BCEAO : le prix du crédit baisse, une bouffée d'oxygène pour l'économie de l'UEMOA
Le signal envoyé aux marchés et aux acteurs économiques est clair : l’heure est à l'assouplissement monétaire. Réuni ce mercredi à Dakar, le Comité de Politique Monétaire (CPM) de la Banque Centrale des États de l'Afrique de l'Ouest (BCEAO) a acté une décision majeure en baissant ses taux directeurs de 25 points de base.

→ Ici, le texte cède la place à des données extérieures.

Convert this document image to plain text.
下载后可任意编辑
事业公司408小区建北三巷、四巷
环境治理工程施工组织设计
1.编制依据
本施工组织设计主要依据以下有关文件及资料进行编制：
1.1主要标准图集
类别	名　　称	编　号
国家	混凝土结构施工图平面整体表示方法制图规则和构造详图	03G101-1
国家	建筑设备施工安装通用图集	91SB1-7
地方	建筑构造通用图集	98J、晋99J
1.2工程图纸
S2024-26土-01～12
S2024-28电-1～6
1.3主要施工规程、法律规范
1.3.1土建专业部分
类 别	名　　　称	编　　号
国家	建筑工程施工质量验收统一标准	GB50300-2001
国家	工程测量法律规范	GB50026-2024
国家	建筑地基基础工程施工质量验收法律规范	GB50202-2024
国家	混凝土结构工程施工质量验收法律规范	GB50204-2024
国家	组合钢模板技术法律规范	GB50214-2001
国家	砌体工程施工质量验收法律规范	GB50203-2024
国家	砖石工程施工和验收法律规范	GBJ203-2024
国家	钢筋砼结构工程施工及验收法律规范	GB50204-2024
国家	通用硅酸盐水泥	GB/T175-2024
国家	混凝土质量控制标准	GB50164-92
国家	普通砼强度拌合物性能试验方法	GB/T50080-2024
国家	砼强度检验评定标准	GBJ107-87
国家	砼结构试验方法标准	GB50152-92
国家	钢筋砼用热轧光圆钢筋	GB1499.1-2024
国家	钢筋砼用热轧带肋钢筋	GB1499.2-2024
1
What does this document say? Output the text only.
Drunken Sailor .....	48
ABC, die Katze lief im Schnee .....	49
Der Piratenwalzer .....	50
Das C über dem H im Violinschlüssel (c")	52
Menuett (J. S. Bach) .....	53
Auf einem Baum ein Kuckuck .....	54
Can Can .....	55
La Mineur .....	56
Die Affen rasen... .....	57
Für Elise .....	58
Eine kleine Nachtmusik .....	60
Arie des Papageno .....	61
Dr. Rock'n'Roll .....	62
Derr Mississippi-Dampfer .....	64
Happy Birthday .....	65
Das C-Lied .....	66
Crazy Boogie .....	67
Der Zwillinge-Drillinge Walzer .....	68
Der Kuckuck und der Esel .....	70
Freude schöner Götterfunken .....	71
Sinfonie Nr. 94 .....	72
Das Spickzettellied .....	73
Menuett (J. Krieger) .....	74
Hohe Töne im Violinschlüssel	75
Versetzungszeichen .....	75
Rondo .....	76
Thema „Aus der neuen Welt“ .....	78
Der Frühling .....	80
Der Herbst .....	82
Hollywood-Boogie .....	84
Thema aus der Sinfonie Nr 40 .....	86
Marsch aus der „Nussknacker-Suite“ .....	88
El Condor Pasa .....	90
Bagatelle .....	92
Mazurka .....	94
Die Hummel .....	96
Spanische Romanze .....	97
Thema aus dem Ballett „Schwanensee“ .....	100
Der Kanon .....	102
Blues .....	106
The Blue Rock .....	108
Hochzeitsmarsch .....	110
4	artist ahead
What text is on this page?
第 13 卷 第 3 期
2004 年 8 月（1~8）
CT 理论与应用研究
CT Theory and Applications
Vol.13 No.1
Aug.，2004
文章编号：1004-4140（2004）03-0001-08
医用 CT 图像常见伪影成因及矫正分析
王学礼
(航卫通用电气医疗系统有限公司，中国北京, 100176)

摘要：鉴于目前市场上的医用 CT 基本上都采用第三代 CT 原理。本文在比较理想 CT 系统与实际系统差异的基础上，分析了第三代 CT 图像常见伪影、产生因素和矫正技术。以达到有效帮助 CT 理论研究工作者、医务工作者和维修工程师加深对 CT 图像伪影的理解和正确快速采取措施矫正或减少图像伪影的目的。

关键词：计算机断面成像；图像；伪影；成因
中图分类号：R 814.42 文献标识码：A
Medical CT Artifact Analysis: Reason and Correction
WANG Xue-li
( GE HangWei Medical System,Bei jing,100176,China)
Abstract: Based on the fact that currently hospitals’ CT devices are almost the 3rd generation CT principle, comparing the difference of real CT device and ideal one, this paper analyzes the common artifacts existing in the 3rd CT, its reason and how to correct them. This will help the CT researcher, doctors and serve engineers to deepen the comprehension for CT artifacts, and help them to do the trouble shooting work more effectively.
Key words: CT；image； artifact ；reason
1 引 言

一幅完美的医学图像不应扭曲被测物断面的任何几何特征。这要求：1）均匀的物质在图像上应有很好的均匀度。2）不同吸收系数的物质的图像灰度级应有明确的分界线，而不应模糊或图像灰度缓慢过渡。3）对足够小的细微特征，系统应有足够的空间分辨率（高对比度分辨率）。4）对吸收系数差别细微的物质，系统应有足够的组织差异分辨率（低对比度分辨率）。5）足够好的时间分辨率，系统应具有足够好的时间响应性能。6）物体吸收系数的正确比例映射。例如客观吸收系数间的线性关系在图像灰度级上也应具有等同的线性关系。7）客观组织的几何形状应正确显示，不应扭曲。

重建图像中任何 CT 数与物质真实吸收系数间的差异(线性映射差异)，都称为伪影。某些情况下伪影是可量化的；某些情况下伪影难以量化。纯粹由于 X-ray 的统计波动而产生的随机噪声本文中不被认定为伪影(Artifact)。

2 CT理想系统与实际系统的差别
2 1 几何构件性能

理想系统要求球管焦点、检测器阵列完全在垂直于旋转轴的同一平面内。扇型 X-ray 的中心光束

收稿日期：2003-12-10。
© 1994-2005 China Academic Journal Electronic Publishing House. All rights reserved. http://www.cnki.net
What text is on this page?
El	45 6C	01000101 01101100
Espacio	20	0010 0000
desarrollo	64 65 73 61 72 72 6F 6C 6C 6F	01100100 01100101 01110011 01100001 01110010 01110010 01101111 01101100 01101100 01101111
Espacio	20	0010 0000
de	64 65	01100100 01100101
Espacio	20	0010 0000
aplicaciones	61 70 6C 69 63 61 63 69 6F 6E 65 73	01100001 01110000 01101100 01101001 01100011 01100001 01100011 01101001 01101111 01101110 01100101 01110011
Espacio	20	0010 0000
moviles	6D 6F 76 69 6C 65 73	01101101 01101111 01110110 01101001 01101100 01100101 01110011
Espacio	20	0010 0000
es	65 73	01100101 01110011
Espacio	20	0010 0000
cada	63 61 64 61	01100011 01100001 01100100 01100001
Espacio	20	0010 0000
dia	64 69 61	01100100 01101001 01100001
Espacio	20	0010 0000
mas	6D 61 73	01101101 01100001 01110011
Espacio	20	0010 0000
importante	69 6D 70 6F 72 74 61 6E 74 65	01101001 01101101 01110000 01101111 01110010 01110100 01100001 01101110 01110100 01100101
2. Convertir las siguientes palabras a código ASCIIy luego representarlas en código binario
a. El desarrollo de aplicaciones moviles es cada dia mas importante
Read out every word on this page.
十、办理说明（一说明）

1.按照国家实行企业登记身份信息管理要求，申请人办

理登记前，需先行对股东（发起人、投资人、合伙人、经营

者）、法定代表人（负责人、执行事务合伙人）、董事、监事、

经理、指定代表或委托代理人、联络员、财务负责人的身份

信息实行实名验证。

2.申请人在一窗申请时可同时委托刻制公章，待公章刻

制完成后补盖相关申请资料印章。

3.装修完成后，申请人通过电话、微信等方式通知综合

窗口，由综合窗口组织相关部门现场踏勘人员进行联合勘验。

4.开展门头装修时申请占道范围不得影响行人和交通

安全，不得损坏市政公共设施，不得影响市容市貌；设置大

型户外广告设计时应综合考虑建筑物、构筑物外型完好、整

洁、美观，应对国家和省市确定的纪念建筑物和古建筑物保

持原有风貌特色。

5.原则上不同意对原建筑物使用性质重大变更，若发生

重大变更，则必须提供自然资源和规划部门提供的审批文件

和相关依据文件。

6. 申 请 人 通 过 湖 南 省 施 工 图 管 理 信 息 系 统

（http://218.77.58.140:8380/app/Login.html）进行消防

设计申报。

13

Dès le 16 mars 2026, « le principal taux directeur auquel la Banque Centrale prête ses ressources aux banques passe de 3,25 % à 3,00 %, et le taux d’intérêt sur le guichet de prêt marginal de 5,25 % à 5,00 % ». Cette décision stratégique, annoncée par le Gouverneur Jean-Claude Kassi Brou, vise sans équivoque à « consolider l’assouplissement des conditions de financement de l’activité économique au sein de l’UEMOA ».
Pour comprendre l'importance de cette mesure, il faut définir le taux directeur comme l'outil principal d'une banque centrale pour réguler l'économie. Il représente le prix auquel les banques commerciales, telles que la SGBS, Ecobank ou la BOA, empruntent de l'argent auprès de la BCEAO. En abaissant ce taux, la Banque Centrale réduit mécaniquement le coût des ressources pour les banques. Par un effet de cascade, ces dernières sont ainsi encouragées à baisser à leur tour les taux d'intérêt des crédits qu'elles accordent aux entreprises et aux ménages. L'objectif final est de stimuler la consommation et l'investissement en rendant l'accès au capital moins onéreux, favorisant ainsi une dynamique de relance.
Une inflation maîtrisée au service d'une croissance robuste
Si la BCEAO a pu s'autoriser cette bouffée d'oxygène, c'est que les indicateurs macroéconomiques sont particulièrement encourageants. « Les prix à la consommation ont poursuivi leur baisse au quatrième trimestre 2025, le taux d’inflation s’établissant à -0,8 % », note le communiqué officiel. Ce recul s'explique essentiellement par la bonne disponibilité des produits alimentaires locaux et la baisse des coûts des importations. Bien que l’inflation doive « remonter progressivement à 1,4 % en 2026 », elle demeure largement sous contrôle après une année 2025 au niveau nul.
Sur le front de l'activité, la zone affiche une santé de fer avec un « taux de croissance économique de l’Union en 2025 ressorti à 6,7 %, après 6,2 % en 2024 ». Cette performance a été portée par l'agriculture, les services ainsi que par le dynamisme des industries extractives. Pour l'année 2026, les perspectives restent « globalement favorables » avec une progression du PIB réel projetée à 6,4 %, soutenue par une demande intérieure robuste.
Une vigilance maintenue face aux incertitudes mondiales
Malgré cet optimisme, le Gouverneur Jean-Claude Kassi Brou appelle à la prudence. Si les échanges extérieurs se sont améliorés grâce aux exportations de pétrole, d'or et de cacao, l'équilibre reste fragile. Le Comité avertit que « la résurgence des tensions géopolitiques et leurs effets potentiels pourraient induire une inflation plus élevée ». C’est pourquoi la Banque Centrale continuera d’accorder une « vigilance particulière aux risques pesant sur l’évolution des prix » et se dit prête à prendre les mesures idoines pour garantir la stabilité financière de l'Union.